We might have to do some manual mapping, unfortunately. For example, Hebrew is identified by it's old ISO639-1 code of iw (which we can look up on Wikidata if need be). Worse is the list of Tesseract languages, which seems to be mostly ISO639-3 but also has full English names (e.g. Armenian, Greek) as well as duplicates (Bengali and ben) which (I'm guessing) are different models for the same language (or maybe for different scripts for the same language?).

I think we've been thinking that on-wiki we'll want to show the languages in the same way they're done in ULS. But perhaps that's not right, because these are not actually languages but OCR models β€” we need to show 'Italian - Old' somehow, even though that's not really a language. We can get a long way by assuming Google = 639-1 and Tesseract = 639-3, but there are a bunch of outliers. If labels for those langauges don't need to be translated, probably it doesn't matter.

It feels like it might be nice, from the wiki side of things, to retrieve a list of lanugage_code β†’ Localized language name pairs from the tool. Although perhaps that doesn't work well for setting defaults (e.g. how, on Hebrew Wikisource where the $wgContentLanguage is he, do we know to default to iw for Google and heb or Hebrew for Tesseract?)

https://tesseract-ocr.github.io/tessdoc/Data-Files suggests that these are not duplicates, but e.g. ben is Bengali and should only be listed once.

@MusikAnimal @Samwilson Is there anything more to be done here? You can move it into Product sign-off or Done if not.

I have checked that the languages returned by the api endpoint is correct for both languages (for Google we only return the "Supported languages").

https://ocr-test.wmcloud.org/api/available_langs?engine=tesseract
https://ocr-test.wmcloud.org/api/available_langs?engine=google

@MusikAnimal @Samwilson Is there anything more to be done here? You can move it into Product sign-off or Done if not.

Thanks for the review!

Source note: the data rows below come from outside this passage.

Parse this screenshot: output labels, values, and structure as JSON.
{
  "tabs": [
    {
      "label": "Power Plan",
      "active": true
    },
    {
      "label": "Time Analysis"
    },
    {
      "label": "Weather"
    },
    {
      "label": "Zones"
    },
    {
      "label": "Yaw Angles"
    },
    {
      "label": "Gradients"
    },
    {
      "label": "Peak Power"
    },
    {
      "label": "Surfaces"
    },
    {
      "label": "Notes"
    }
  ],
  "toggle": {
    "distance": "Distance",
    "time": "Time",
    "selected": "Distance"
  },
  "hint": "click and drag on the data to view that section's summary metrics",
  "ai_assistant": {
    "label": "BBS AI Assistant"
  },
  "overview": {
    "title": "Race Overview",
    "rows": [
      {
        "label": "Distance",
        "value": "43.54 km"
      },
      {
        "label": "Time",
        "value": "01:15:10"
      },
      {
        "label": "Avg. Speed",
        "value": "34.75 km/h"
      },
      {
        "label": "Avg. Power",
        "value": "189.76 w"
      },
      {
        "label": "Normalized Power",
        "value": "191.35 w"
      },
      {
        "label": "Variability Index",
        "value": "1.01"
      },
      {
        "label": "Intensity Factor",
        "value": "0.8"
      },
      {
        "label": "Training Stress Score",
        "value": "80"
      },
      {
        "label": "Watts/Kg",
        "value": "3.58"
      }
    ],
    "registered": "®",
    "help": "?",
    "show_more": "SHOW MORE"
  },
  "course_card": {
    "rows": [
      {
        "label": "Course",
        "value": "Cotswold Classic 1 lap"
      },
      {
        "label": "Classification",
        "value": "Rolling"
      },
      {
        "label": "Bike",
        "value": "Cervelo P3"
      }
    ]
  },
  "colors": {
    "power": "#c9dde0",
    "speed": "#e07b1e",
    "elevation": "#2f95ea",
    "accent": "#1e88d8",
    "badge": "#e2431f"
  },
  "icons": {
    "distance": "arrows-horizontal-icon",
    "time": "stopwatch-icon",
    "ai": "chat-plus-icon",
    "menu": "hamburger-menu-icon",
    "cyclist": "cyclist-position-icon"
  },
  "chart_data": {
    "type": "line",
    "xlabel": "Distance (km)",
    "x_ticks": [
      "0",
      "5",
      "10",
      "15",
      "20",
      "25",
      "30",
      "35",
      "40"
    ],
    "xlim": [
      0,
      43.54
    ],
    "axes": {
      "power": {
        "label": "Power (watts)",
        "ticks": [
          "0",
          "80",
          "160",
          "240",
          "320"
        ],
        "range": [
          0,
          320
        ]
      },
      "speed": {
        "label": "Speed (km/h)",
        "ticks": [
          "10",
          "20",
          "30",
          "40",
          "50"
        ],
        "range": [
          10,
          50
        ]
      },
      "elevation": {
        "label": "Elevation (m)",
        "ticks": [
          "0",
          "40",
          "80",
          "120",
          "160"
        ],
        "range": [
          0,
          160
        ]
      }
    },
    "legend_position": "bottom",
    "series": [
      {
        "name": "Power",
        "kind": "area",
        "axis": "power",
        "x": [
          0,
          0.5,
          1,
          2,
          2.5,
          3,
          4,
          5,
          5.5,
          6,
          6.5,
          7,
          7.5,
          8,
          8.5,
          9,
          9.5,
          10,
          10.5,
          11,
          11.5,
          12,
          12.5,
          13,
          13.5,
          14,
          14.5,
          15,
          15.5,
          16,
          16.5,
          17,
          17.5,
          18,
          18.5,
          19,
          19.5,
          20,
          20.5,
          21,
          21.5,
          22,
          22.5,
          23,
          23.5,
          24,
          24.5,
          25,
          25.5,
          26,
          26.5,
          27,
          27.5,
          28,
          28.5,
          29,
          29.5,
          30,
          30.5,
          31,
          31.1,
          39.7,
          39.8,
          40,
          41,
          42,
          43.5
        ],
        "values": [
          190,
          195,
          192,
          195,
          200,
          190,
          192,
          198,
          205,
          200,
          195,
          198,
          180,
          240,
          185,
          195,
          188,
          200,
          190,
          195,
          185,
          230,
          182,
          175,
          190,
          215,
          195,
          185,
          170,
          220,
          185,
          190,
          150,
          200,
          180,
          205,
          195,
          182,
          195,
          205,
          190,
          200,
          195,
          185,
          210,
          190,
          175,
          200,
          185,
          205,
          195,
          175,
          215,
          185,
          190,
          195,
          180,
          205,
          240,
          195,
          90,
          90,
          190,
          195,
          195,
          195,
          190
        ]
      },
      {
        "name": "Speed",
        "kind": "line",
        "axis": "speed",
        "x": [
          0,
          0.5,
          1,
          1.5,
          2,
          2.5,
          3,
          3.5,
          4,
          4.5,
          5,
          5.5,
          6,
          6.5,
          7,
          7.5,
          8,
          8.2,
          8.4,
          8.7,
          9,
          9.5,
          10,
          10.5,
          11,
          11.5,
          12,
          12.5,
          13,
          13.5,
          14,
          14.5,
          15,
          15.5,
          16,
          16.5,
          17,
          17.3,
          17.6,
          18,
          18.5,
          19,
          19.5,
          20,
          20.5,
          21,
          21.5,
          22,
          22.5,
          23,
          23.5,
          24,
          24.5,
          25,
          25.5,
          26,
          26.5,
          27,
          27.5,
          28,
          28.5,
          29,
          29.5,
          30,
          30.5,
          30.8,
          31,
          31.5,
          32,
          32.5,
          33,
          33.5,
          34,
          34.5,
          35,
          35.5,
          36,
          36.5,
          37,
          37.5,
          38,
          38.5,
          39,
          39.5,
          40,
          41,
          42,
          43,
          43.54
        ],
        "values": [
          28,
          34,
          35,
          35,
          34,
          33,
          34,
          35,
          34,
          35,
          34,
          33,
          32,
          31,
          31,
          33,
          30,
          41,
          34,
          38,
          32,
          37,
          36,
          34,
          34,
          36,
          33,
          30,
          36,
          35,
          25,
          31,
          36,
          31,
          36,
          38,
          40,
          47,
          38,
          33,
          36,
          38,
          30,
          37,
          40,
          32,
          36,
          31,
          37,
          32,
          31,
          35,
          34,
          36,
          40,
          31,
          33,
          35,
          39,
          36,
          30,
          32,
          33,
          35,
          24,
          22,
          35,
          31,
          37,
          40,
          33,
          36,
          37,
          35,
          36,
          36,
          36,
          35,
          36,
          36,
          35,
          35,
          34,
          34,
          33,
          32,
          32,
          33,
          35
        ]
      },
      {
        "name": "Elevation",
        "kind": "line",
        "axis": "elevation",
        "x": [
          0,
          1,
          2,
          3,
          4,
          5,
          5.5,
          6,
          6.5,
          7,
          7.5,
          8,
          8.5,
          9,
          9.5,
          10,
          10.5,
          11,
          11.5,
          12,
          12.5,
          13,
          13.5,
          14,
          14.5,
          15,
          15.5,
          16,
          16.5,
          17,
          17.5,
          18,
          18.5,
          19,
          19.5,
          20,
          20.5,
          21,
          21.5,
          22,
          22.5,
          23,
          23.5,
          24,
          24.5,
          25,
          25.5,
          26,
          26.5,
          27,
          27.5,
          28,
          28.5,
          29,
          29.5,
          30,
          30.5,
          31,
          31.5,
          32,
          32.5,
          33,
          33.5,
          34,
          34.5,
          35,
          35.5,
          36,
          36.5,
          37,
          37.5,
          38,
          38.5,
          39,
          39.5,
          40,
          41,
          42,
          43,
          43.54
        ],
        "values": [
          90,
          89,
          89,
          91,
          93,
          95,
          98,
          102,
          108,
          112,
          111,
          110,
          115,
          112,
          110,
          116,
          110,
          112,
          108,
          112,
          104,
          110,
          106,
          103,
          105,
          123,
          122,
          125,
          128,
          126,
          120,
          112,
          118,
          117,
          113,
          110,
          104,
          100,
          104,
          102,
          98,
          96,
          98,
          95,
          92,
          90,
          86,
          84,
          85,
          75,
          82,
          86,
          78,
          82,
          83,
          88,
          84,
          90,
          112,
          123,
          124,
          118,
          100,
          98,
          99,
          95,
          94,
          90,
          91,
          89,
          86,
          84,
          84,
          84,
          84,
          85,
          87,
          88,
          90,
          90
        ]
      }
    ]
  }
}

T282760: Add language-mapping data will supersede this, so I guess I'll move this back to In Development since we're basically re-doing it.

All follow-up PRs merged :)

QA notes: The same API endpoints exist, but now the list of languages is more complete (T282760) and the localized names for each language are provided.

Testing for this was done as part of T282760.

Moving straight to Done because all the interesting things are happening in T282760.